Skipper’s followers are asking the same question. In her fourteenth trade, Skipper traded an iPhone 11 for a 2008 Dodge Caravan. An iPhone 11 is not a scarce item. Why wouldn’t the owner of the car simply sell the car, buy the phone, and pocket the excess cash? Or, as golden.kidd astutely points out: “How you got a car for a phone, I have to find these people ASAP.”

Some of the other trades are equally quizzical from an economic standpoint.

According to NBC reporter Wilson Wong, Skipper’s fans did not approve of one of her trades. She traded three tractors for a Chipotle Celebrity card. What is such a card, you might ask? A Chipotle Celebrity card allows its owner to eat at Chipotle for free for one year. Assuming a new card and fifteen-dollar daily meals at Chipotle, the card would be worth just shy of 6,000 dollars.  

That is a heck of a lot less than the estimated 40,000 dollar off-grid trailer she was able to gain in trade. One has to wonder whether the Chipotle superfan wouldn’t instead sell the trailer, procuring over seven years of daily 15-dollar Chipotle meals. They could also be a rebel and take burrito breaks when needed.

The moral of the story has very little to do with economics. Instead, it highlights what people are able to do when working toward a common goal and willing to take an economic hit. Skipper did not trade a bobby pin for a house. The economic hit was shared among a greater number of actors, diluting the price tag of helping this young TikToker achieve her goals. People were willing to help at this diluted price.

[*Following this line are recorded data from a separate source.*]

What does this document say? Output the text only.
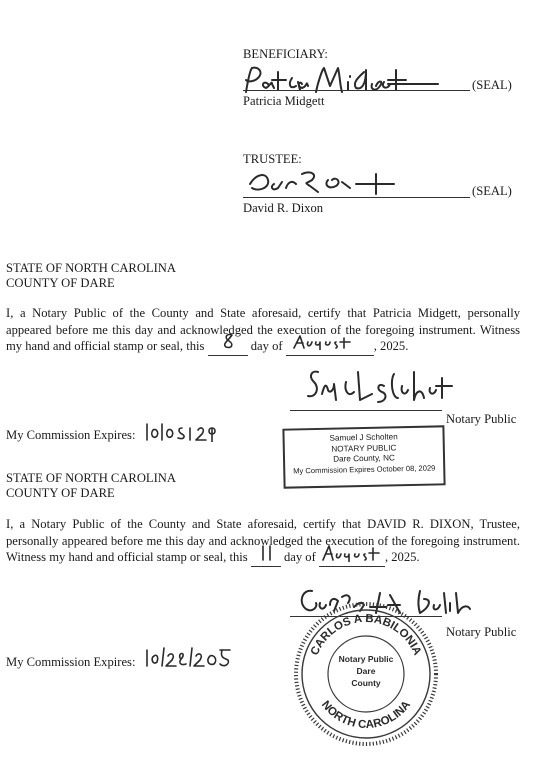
BENEFICIARY:
(SEAL)
Patricia Midgett
TRUSTEE:
(SEAL)
David R. Dixon
STATE OF NORTH CAROLINA
COUNTY OF DARE

I, a Notary Public of the County and State aforesaid, certify that Patricia Midgett, personally appeared before me this day and acknowledged the execution of the foregoing instrument. Witness my hand and official stamp or seal, this	day of	, 2025.

Notary Public
My Commission Expires:	Samuel J Scholten
NOTARY PUBLIC
Dare County, NC
My Commission Expires October 08, 2029
STATE OF NORTH CAROLINA
COUNTY OF DARE

I, a Notary Public of the County and State aforesaid, certify that DAVID R. DIXON, Trustee, personally appeared before me this day and acknowledged the execution of the foregoing instrument. Witness my hand and official stamp or seal, this	day of	, 2025.

Notary Public
My Commission Expires:
CARLOS A BABILONIA
NORTH CAROLINA
Notary Public
Dare
County
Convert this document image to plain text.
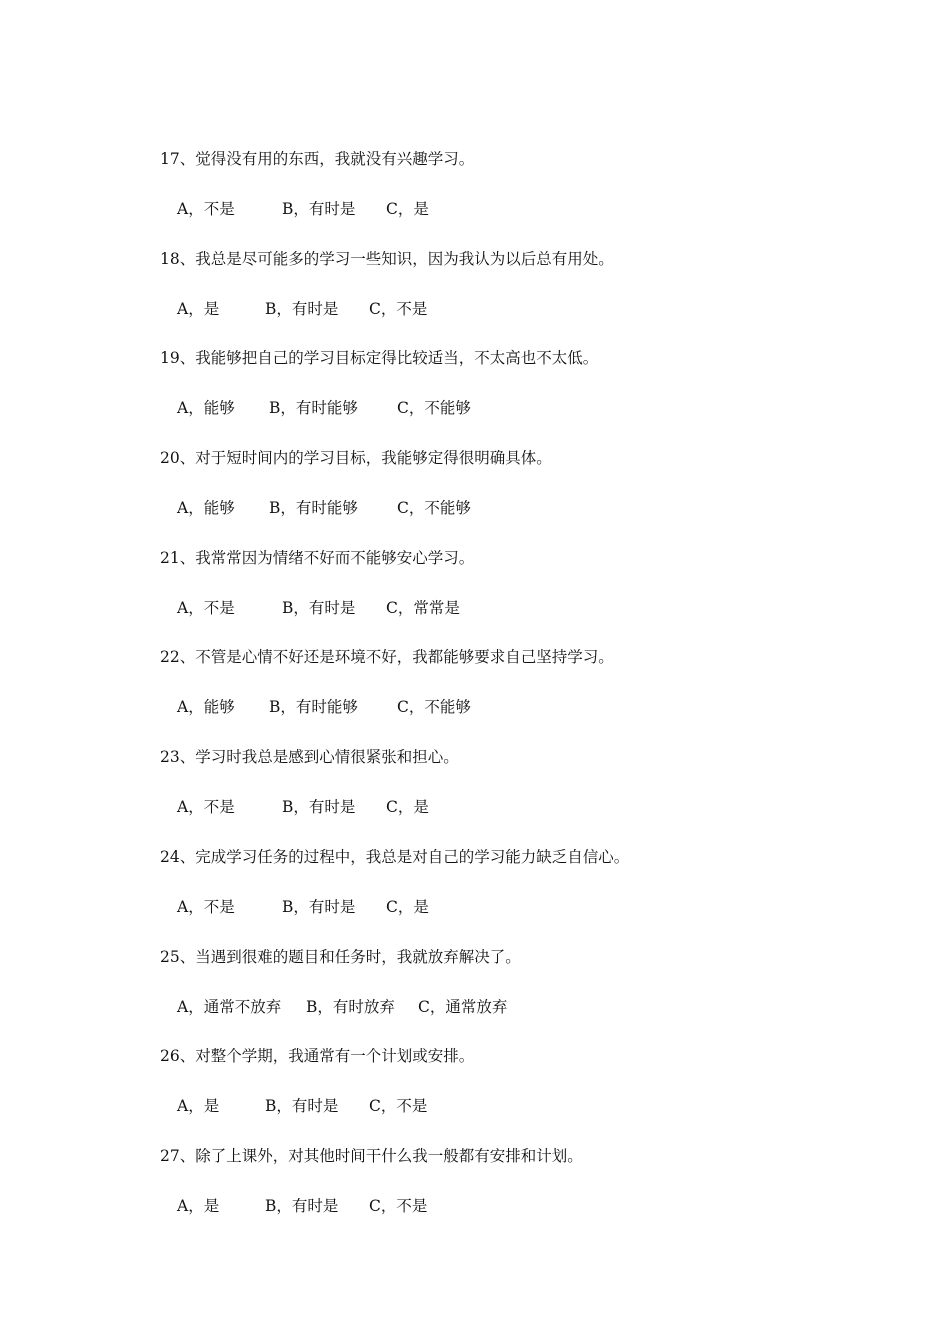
17、觉得没有用的东西，我就没有兴趣学习。
A，不是	B，有时是 C，是
18、我总是尽可能多的学习一些知识，因为我认为以后总有用处。
A，是	B，有时是 C，不是
19、我能够把自己的学习目标定得比较适当，不太高也不太低。
A，能够 B，有时能够	C，不能够
20、对于短时间内的学习目标，我能够定得很明确具体。
A，能够 B，有时能够	C，不能够
21、我常常因为情绪不好而不能够安心学习。
A，不是	B，有时是 C，常常是
22、不管是心情不好还是环境不好，我都能够要求自己坚持学习。
A，能够 B，有时能够	C，不能够
23、学习时我总是感到心情很紧张和担心。
A，不是	B，有时是 C，是
24、完成学习任务的过程中，我总是对自己的学习能力缺乏自信心。
A，不是	B，有时是 C，是
25、当遇到很难的题目和任务时，我就放弃解决了。
A，通常不放弃 B，有时放弃 C，通常放弃
26、对整个学期，我通常有一个计划或安排。
A，是	B，有时是 C，不是
27、除了上课外，对其他时间干什么我一般都有安排和计划。
A，是	B，有时是 C，不是
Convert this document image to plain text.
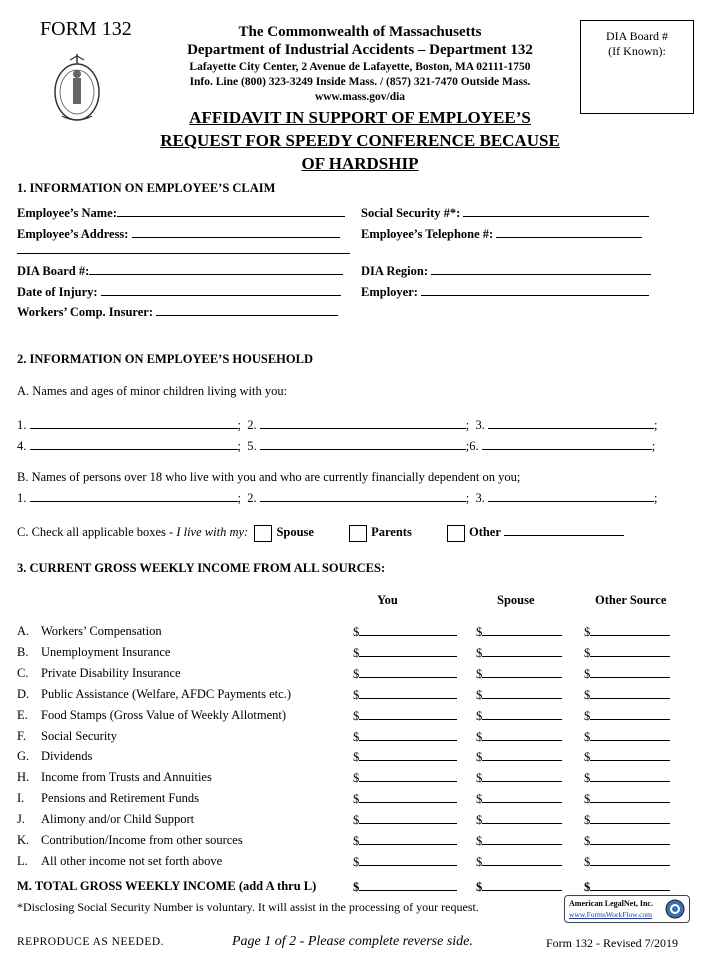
FORM 132	The Commonwealth of Massachusetts
Department of Industrial Accidents – Department 132
Lafayette City Center, 2 Avenue de Lafayette, Boston, MA 02111-1750
Info. Line (800) 323-3249 Inside Mass. / (857) 321-7470 Outside Mass.
www.mass.gov/dia
AFFIDAVIT IN SUPPORT OF EMPLOYEE’S
REQUEST FOR SPEEDY CONFERENCE BECAUSE
OF HARDSHIP
DIA Board #
(If Known):
1. INFORMATION ON EMPLOYEE’S CLAIM
Employee’s Name:	Social Security #*:
Employee’s Address:	Employee’s Telephone #:
DIA Board #:	DIA Region:
Date of Injury:	Employer:
Workers’ Comp. Insurer:
2. INFORMATION ON EMPLOYEE’S HOUSEHOLD
A. Names and ages of minor children living with you:
1.	; 2.	; 3.	;
4.	; 5.	;6.	;
B. Names of persons over 18 who live with you and who are currently financially dependent on you;
1.	; 2.	; 3.	;
C. Check all applicable boxes - I live with my: Spouse	Parents	Other
3. CURRENT GROSS WEEKLY INCOME FROM ALL SOURCES:
You	Spouse	Other Source
A. Workers’ Compensation	$	$	$
B. Unemployment Insurance	$	$	$
C. Private Disability Insurance	$	$	$
D. Public Assistance (Welfare, AFDC Payments etc.)	$	$	$
E. Food Stamps (Gross Value of Weekly Allotment)	$	$	$
F. Social Security	$	$	$
G. Dividends	$	$	$
H. Income from Trusts and Annuities	$	$	$
I. Pensions and Retirement Funds	$	$	$
J. Alimony and/or Child Support	$	$	$
K. Contribution/Income from other sources	$	$	$
L. All other income not set forth above	$	$	$
M. TOTAL GROSS WEEKLY INCOME (add A thru L)	$	$	$
*Disclosing Social Security Number is voluntary. It will assist in the processing of your request.	American LegalNet, Inc.
www.FormsWorkFlow.com
REPRODUCE AS NEEDED.	Page 1 of 2 - Please complete reverse side.	Form 132 - Revised 7/2019
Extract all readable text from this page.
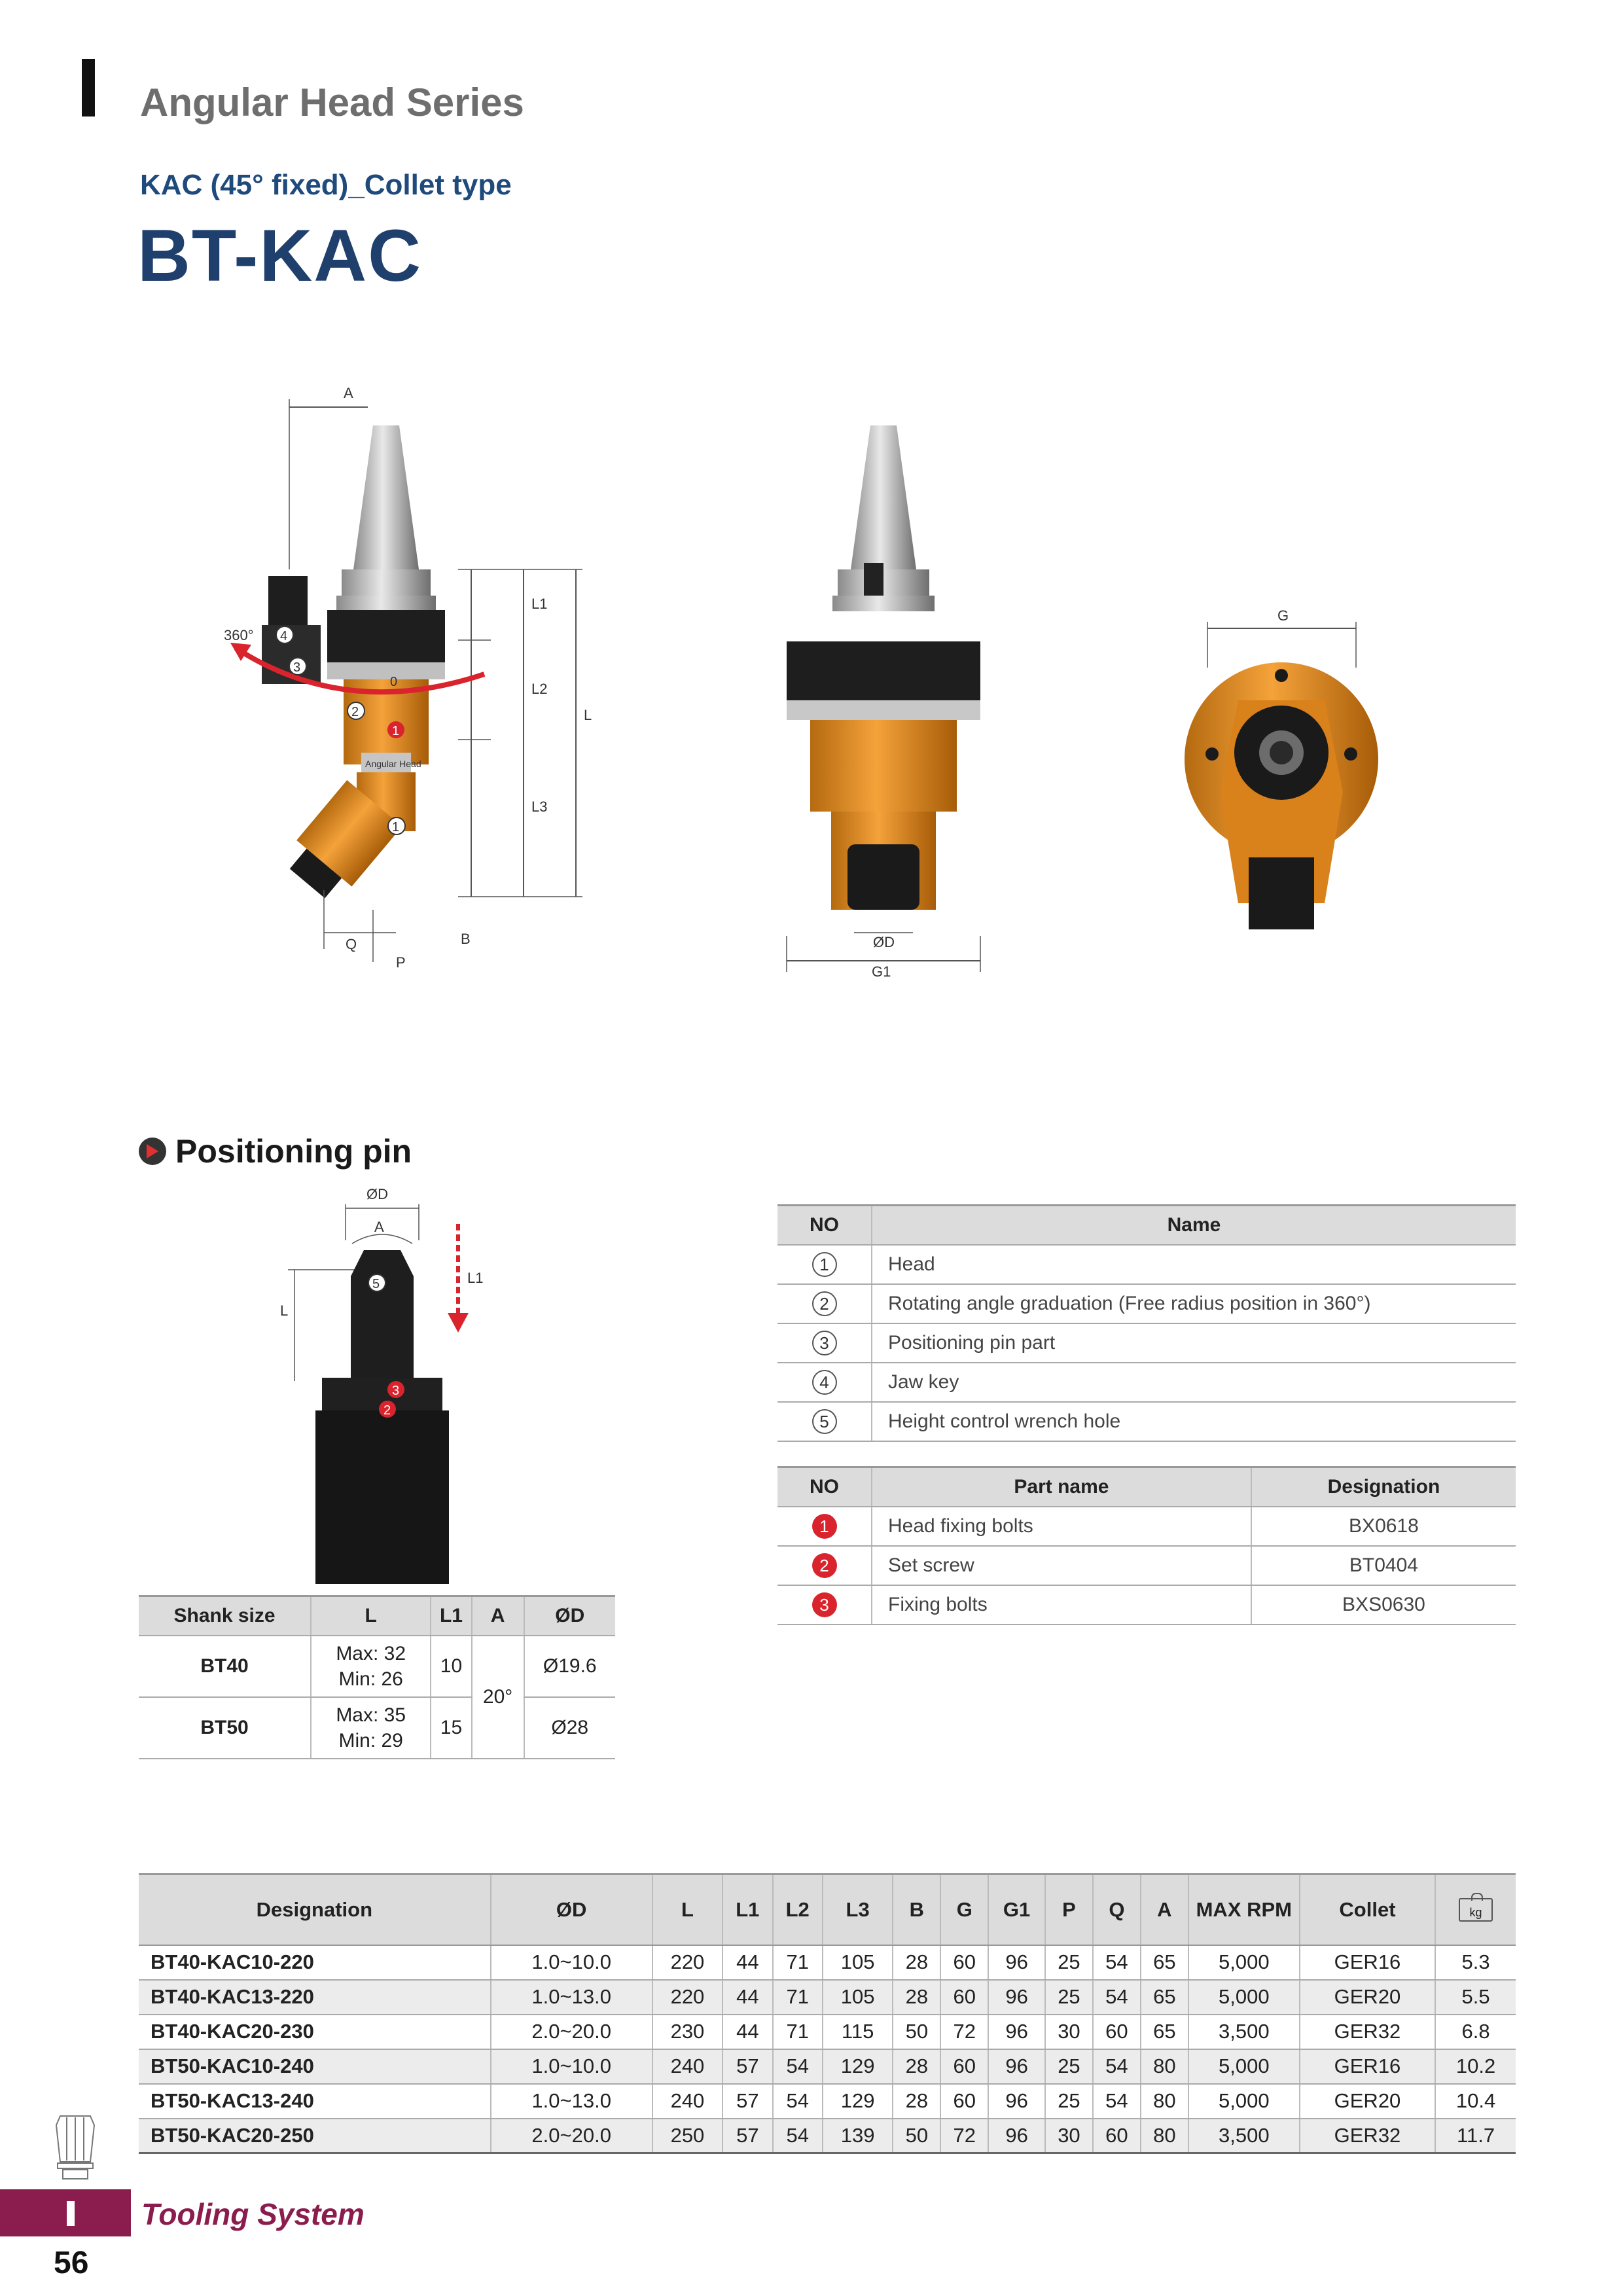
Angular Head Series
KAC (45° fixed)_Collet type
BT-KAC
A
L1
L2
L3
L
Angular Head
360°
0
4
3
2
1
1
Q
P
B	ØD
G1
G
Positioning pin
ØD
A
L
L1
5
3
2
Shank size	L	L1	A	ØD
BT40	Max: 32
Min: 26	10	20°	Ø19.6
BT50	Max: 35
Min: 29	15		Ø28
NO	Name
1	Head
2	Rotating angle graduation (Free radius position in 360°)
3	Positioning pin part
4	Jaw key
5	Height control wrench hole
NO	Part name	Designation
1	Head fixing bolts	BX0618
2	Set screw	BT0404
3	Fixing bolts	BXS0630
Designation	ØD	L	L1	L2	L3	B	G	G1	P	Q	A	MAX RPM	Collet	kg
BT40-KAC10-220	1.0~10.0	220	44	71	105	28	60	96	25	54	65	5,000	GER16	5.3
BT40-KAC13-220	1.0~13.0	220	44	71	105	28	60	96	25	54	65	5,000	GER20	5.5
BT40-KAC20-230	2.0~20.0	230	44	71	115	50	72	96	30	60	65	3,500	GER32	6.8
BT50-KAC10-240	1.0~10.0	240	57	54	129	28	60	96	25	54	80	5,000	GER16	10.2
BT50-KAC13-240	1.0~13.0	240	57	54	129	28	60	96	25	54	80	5,000	GER20	10.4
BT50-KAC20-250	2.0~20.0	250	57	54	139	50	72	96	30	60	80	3,500	GER32	11.7
Tooling System
56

Skipper may have eventually attained her goal using good old-fashioned economics, but it is a more heartwarming story to imagine followers that were willing to do more than just watch. They were willing to help a stranger.

ABC news reports on our new homeowner’s response to this journey. She plans to do it again. Only this time, she will donate the home to someone in need “no mortgage, no rental.” That’s a TikTok journey worth getting involved in if ever there was one.